If Carroll is getting a pass on this, does that mean that Bush is just a couple years away from vindication at his alma mater as well? Will they put him back in the record books and re-paint his mural in the athletic complex? Can we finally start showing some of Bush’s incredible highlight-reel runs out of the Trojan backfield? If the leader of their darkest hour is going to be honored, will the “agent of their destruction” get a pass as well?
The move is even more confusing when you consider athletic director Pat Haden’s remarks shortly after the scandal broke about wanting to distance the program from these transgressions. That’s when Bush saw his likeness wiped from campus and you would think that Carroll would have been equally blackballed. Up until now, he hasn’t made much of an effort to return to his former place of employment and given the university plenty of distance as they worked through the sanctions.
But while Haden talked about putting distance between the program that committed the transgressions and the current one, he hasn’t done much to back that up outside of erasing Bush from the collective consciousness of USC. Haden has hired two coaches since Carroll left, Lane Kiffin and Steve Sarkisian. Both were assistants under Carroll during his run at USC with each calling plays as the offensive coordinator at some point during their stint there.
Each were integral parts of building the successful program that Carroll oversaw and were arguably just as culpable in the Bush-scandal as the former head coach was. If Haden was truly committed to distancing USC from the scandal-plagued regime, wouldn’t the high-level assistants be personae non gratae when hiring a new head coach?
We saw a similar thing happen with the Penn State Nittany Lions following the Jerry Sandusky scandal and the hap-hazard firing of Joe Paterno. When the school wanted to put distance between themselves and the former regime that was connected to the scandal, they went far outside program to find their next head coach, Bill O’Brien. Even with qualified life-long Penn State coaches already at the school, the university made the call to completely separate themselves from the Paterno coaching tree and start fresh.

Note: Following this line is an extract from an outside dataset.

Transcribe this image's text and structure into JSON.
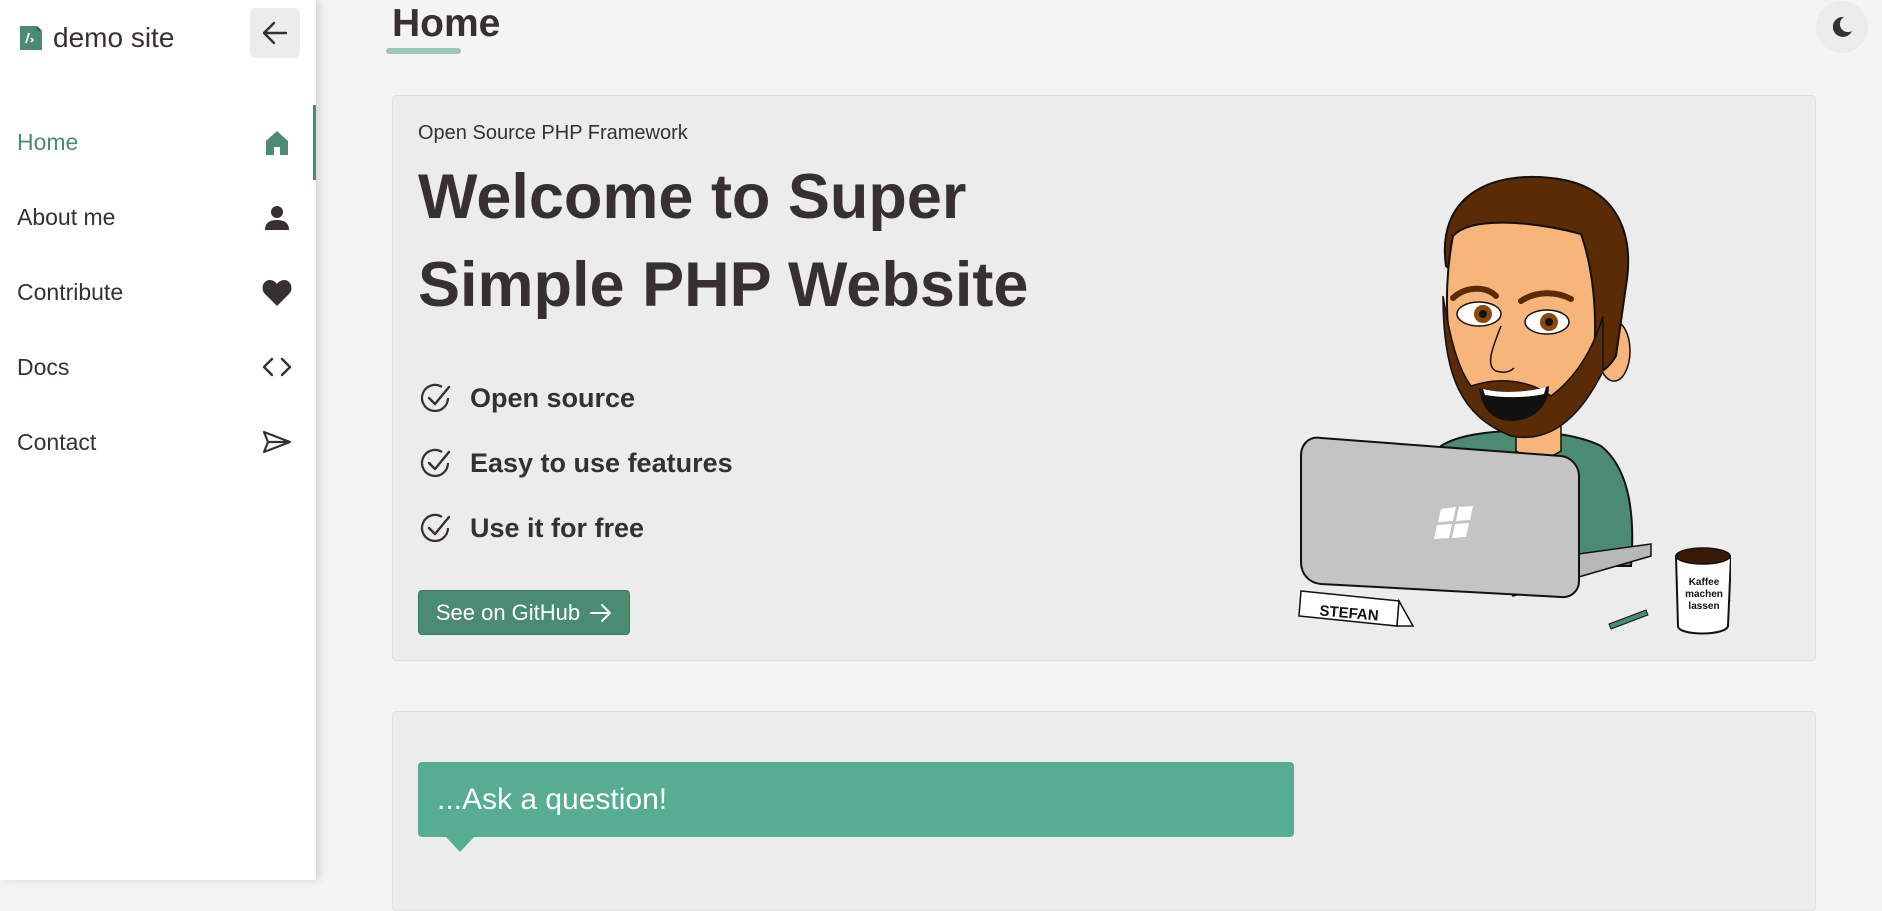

Of course, the two scandals that these schools went through couldn’t be more different. The similarity is in how the schools talked about putting “distance” between themselves and the scandals once they started the process of “moving on” from them.
And here might be the reason why USC is so quick to forgive Carroll and welcome him back to campus. The University of Southern California holds itself to a very high standard of excellence in many arenas, but especially in college football. The struggles that the team went through before Carroll took over were a trying time for a program unaccustomed to finishing seasons unranked and barely bowl eligible.
Carroll, for all his flaws, returned the Trojans to their winning tradition. He made them the team of the decade, even! That feeling of being on top of college football and winning are the lasting legacy of Carroll now and the Trojans have never stopped trying to chase that. They continue to bring key parts of the Carroll regime to replicate that system, though they have not yet succeeded.
At the end of the day, it’s easier for the school to put the blame on a single player like Bush while continuing to allow the gatekeepers during the scandal to lead the program because they might be able to recapture that magic that made USC the team of the decade in the 2000s. As long as they can win like that again, they won’t hold any past transgressions against that coaching staff.
So perhaps that’s why it’s so easy for USC to forgive and honor Pete Carroll…because they never blamed him in the first place and would have liked him to stay there forever, so long as he was winning.